There’s more here than semantics, philosophy, or spirituality. Kimmerer argued that Western cultural dominance has imposed the idea that plants are objects—referred to as “it”—rather than the pronoun we’d use for a living being, and the pronouns that her Potawatomi language still uses. In her view, this objectification is a key precursor to the abuse and exploitation of nature.
For the bulk of human history and until very recently, Kimmerer’s view was the dominant one. She argued that our lives since the Industrial Revolution have been humanity’s first experiment in treating the world as if it isn’t alive. “The results are in, and they don’t look good,” she said. If the grim projections of our environmental future are to be believed, she’s certainly right.

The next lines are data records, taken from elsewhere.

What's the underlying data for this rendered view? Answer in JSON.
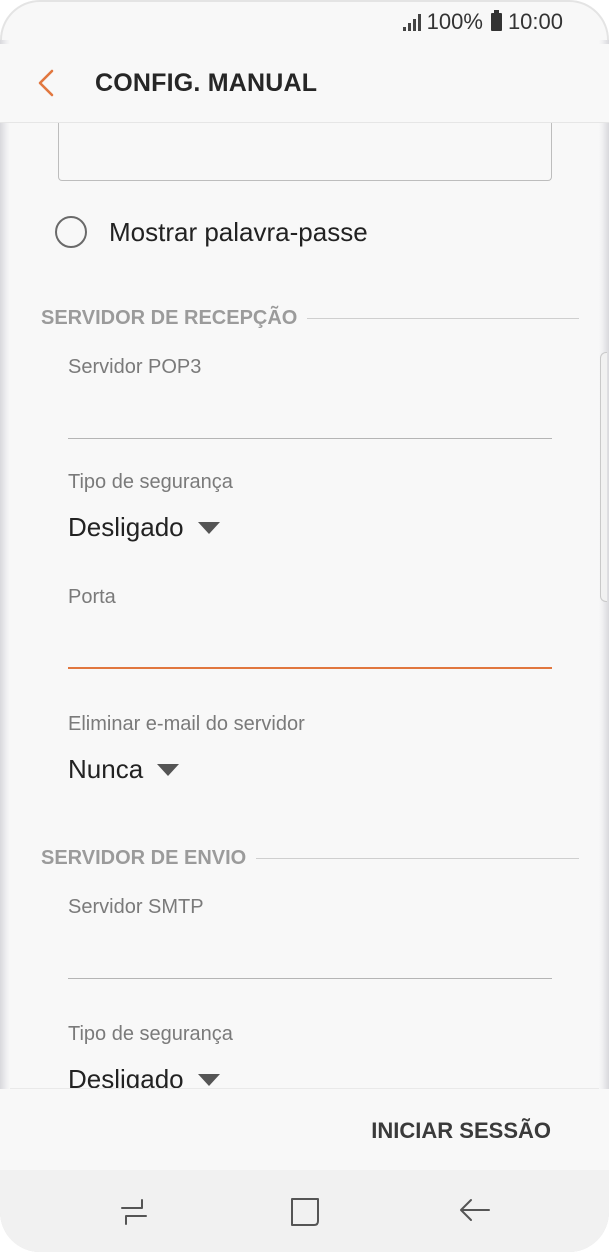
{
  "status_bar": {
    "battery": "100%",
    "time": "10:00",
    "signal_icon": "signal-icon",
    "battery_icon": "battery-icon"
  },
  "app_bar": {
    "title": "CONFIG. MANUAL",
    "back_icon": "chevron-left-icon",
    "accent": "#e1773f"
  },
  "show_password": {
    "label": "Mostrar palavra-passe",
    "checked": false
  },
  "incoming": {
    "section_title": "SERVIDOR DE RECEPÇÃO",
    "server_label": "Servidor POP3",
    "server_value": "",
    "security_label": "Tipo de segurança",
    "security_value": "Desligado",
    "port_label": "Porta",
    "port_value": "",
    "delete_label": "Eliminar e-mail do servidor",
    "delete_value": "Nunca"
  },
  "outgoing": {
    "section_title": "SERVIDOR DE ENVIO",
    "server_label": "Servidor SMTP",
    "server_value": "",
    "security_label": "Tipo de segurança",
    "security_value": "Desligado"
  },
  "actions": {
    "login_label": "INICIAR SESSÃO"
  },
  "nav_bar": {
    "recent_icon": "recent-apps-icon",
    "home_icon": "home-icon",
    "back_icon": "back-arrow-icon"
  }
}
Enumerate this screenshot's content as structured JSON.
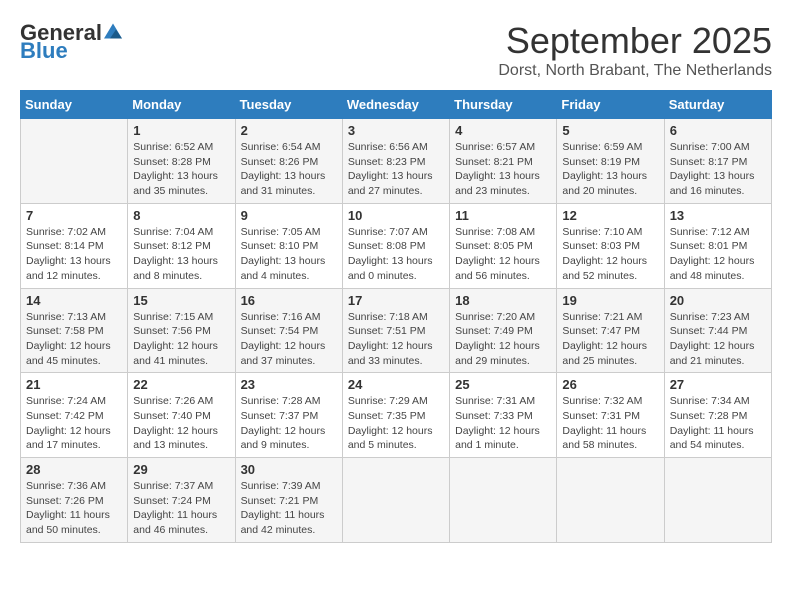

I posted awhile back about horses in Detroit. My friend and former coworker Pasha Ellis organizes monthly equestrian events for kids in his central Detroit neighborhood with the group Motor City Horsemen. He envisions a future Detroit where horses become a prominent form of transportation.
It may seem like a bit of an esoteric goal. In an interview we did this summer, he explained his thinking. He said horses are about:
Bringing people closer to who they are. Helping people find definition without things, objects, man-made products. Yo, riding a horse is an exhilarating experience man, especially for people who’ve never rode a horse before. It’ll definitely cut down on pollution, and it will spark an interest, I feel, in nature and being closer to nature.
As the leader of the Fenkell and Dexter Community Coalition, Pasha organizes a wide range of projects in the neighborhood—tending gardens, cleaning streets, building community spaces in vacant lots. He argues that American consumer culture perpetuates an internalized mentality of white supremacy in distressed black Detroit neighborhoods. Improving the city’s quality of life therefore requires confronting that culture. Beyond the free fertilizer and saved fossil fuel, horses have a role to play in that work:
I think all aspects of nature have a healing aesthetic, whether it’s planting gardens, riding a horse, raising livestock, since it’s our natural element as people. It just puts us in a better place health-wise, overall. And like I say for these kids, these city kids, definitely just bringing them closer to nature and their humanity, opposed to, you know, ‘ooh I like that new car, that new car!’ You know, fuck that pollution, get up on this horse and stop next to that car. See how majestic you really feel!